KPK Warning Pejabat Negara

sekda-dan-kpk-1

Coky: Jangan Titip Program ke SKPD

BENGKULU, BE – Menyikapi saat ini pemerintah provinsi (pemprov), kabupaten dan kota, tengah menyiapkan program pembahasan Anggaran Pendapatan Belanja Daerah (APBD) tahun 2017, Komisi Pemberantasan Korupsi (KPK) memberikan warning awal kepada semua pejabat negara khususnya yang ada di Provinsi Bengkulu, supaya tidak melakukan upaya menitipkan program ke satuan kerja perangkat daerah (SKPD).

Biasanya, kata Coky, dengan menitip program tersebut, ujung-ujungnya meminta fee proyek dari kegiatan yang dilaksanakan. “Sudah tidak zaman lagi titip-titip program ke SKPD yang ujung-ujungnya minta fee. Kalau ada, tidak usah hiraukan titipan itu,” imbau Ketua Koordinasi dan Supervisi Pencegahan Korupsi KPK, Aldiansyah M Nasution, saat menggelar rapat koordinasi pencegahan korupsi KPK bersama pemprov, pemerintah kabupaten serta kota di Provinsi Bengkulu, di ruang rapat Rafflesia Pemprov Bengkulu, kemarin (16/11).

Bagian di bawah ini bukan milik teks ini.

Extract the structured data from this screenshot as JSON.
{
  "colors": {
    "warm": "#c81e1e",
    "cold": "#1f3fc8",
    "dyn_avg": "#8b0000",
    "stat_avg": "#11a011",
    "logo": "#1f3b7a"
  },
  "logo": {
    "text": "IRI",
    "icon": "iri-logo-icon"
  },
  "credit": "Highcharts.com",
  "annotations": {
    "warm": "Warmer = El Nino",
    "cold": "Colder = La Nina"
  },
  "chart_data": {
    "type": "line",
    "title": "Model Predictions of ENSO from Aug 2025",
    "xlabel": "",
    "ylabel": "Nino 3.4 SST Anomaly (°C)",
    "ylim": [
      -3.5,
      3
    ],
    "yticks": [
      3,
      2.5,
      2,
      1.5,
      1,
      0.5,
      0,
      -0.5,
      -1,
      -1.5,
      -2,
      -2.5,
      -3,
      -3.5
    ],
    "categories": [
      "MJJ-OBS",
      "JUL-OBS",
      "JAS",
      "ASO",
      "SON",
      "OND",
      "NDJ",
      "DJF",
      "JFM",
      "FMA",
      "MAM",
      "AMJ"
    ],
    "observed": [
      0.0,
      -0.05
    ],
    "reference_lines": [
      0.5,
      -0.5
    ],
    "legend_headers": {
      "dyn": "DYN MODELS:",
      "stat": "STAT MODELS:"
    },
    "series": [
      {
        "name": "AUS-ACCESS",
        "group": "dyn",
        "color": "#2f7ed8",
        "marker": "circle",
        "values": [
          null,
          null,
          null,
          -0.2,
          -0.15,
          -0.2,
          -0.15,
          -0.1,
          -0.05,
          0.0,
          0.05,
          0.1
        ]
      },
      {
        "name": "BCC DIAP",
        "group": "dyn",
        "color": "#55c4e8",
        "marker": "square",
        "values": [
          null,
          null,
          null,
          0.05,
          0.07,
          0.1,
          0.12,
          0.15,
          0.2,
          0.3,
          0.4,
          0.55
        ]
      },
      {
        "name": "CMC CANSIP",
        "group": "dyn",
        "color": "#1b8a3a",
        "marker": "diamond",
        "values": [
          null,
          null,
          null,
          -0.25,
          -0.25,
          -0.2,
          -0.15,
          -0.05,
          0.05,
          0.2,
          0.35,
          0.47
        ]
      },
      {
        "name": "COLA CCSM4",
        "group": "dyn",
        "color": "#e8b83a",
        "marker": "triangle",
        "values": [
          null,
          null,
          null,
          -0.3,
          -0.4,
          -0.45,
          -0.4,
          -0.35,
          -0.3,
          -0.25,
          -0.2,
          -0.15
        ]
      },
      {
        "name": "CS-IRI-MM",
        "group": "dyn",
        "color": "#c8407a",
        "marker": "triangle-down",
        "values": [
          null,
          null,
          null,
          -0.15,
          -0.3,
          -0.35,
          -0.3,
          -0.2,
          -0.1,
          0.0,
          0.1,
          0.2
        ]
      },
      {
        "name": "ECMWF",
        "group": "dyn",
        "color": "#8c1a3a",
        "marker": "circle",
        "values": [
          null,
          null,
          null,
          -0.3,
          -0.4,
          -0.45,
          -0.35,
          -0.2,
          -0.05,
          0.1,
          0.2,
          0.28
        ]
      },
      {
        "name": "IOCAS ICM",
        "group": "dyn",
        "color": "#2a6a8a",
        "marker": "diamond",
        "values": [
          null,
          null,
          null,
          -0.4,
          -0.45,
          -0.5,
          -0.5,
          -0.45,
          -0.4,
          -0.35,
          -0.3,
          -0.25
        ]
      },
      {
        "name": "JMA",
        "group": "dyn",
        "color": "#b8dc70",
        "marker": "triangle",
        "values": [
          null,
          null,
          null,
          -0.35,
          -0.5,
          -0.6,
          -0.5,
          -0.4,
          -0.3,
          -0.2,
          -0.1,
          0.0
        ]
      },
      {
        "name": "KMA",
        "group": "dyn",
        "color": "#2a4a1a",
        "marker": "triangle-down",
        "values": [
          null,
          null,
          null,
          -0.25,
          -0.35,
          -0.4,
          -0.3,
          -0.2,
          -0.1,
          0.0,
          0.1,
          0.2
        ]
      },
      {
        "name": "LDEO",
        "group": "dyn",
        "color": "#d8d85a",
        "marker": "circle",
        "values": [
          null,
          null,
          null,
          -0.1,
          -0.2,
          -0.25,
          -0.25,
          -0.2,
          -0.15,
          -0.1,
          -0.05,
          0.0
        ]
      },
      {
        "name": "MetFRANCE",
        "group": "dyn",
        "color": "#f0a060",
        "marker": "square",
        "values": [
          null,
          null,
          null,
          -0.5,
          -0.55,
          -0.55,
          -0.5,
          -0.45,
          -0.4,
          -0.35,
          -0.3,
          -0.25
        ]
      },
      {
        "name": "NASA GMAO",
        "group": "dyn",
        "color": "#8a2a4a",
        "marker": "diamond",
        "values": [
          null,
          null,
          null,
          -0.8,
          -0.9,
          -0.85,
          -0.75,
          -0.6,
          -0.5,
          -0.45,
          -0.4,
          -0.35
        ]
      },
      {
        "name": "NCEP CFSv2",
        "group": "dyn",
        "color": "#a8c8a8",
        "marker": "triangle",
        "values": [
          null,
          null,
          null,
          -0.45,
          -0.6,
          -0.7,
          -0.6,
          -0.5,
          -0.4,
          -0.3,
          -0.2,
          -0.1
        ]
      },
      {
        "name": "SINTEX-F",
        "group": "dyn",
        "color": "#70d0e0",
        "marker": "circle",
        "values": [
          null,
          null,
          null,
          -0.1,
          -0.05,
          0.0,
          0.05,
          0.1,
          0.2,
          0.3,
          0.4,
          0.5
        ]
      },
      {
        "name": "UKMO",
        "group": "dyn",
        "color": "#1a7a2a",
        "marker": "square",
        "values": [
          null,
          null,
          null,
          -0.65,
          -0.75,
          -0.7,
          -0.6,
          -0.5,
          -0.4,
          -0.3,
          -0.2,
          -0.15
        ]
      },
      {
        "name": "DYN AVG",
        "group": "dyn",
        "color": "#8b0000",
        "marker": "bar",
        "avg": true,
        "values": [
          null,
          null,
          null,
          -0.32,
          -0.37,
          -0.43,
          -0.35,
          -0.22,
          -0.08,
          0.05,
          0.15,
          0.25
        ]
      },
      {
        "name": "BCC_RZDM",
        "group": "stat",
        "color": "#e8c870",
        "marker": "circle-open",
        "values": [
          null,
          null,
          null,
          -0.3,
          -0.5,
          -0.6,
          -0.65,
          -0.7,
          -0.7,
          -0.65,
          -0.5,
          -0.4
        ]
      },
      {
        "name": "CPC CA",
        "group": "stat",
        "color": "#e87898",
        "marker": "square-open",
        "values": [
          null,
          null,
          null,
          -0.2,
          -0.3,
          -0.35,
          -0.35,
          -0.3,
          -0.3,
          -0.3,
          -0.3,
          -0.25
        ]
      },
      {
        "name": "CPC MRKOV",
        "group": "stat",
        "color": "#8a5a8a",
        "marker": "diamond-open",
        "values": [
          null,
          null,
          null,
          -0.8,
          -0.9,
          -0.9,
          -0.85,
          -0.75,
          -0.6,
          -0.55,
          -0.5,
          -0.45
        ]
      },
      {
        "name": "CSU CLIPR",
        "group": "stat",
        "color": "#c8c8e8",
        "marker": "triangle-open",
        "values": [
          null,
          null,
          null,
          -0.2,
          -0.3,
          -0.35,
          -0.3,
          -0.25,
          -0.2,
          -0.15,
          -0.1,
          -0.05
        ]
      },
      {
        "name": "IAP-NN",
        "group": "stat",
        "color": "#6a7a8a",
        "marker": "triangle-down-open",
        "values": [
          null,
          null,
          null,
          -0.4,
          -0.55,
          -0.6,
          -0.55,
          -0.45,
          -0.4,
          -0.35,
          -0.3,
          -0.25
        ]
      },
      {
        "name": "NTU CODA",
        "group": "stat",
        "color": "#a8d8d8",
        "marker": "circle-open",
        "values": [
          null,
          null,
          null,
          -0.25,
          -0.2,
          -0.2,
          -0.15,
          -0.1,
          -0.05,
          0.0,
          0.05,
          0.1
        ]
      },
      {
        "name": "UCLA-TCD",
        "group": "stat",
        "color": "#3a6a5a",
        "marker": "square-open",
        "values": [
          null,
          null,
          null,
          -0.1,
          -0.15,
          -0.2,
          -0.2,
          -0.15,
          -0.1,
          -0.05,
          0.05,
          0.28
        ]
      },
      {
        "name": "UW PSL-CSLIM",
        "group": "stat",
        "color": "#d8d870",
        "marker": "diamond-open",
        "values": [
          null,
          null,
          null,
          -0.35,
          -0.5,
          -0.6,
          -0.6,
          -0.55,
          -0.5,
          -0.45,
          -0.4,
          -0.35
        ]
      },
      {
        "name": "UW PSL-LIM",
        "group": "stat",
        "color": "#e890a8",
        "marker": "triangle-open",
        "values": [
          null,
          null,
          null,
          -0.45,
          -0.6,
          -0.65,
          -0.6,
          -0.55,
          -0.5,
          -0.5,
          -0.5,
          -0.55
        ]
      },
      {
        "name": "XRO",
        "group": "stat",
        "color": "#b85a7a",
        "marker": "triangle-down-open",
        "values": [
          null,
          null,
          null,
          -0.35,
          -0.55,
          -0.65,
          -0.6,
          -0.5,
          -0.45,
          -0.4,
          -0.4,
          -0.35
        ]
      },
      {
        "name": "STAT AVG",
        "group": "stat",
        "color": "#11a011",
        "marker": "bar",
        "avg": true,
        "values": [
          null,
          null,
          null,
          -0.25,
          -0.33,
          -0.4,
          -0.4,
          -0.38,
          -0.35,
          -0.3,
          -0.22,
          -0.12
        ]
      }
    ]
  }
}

Aldinsyah yang sering disapa Coky menegaskan, semua pegawai baik pemprov maupun pemda kabupaten/kota, harus mampu dan siap berkata tidak jika ada pejabat negara yang menitipkan program. Jika tidak, maka upaya mencegah hal-hal yang mengarah ke tindak pidana korupsi sulit dilakukan. “Silakan berani ngomong tidak,” kata Coky.

Dalam rakor yang dipimpin oleh Pelaksana Tugas (Plt) Sekdaprov Bengkulu, Ir Drs H Sudoto MPd ini, Coky menjelaskan, pemda kebupaten/kota boleh meminta KPK untuk memberikan pendamping dalam pembahasan APBD 2017. Sehingga apa yang menjadi program utama setiap daerah, dapat fokus dan memaksimalkan anggaran yang ada untuk kebutuhan masyarakat. “Kita siap jika diminta untuk mendampingi, silakan telepon dan gratis,” tambahnya.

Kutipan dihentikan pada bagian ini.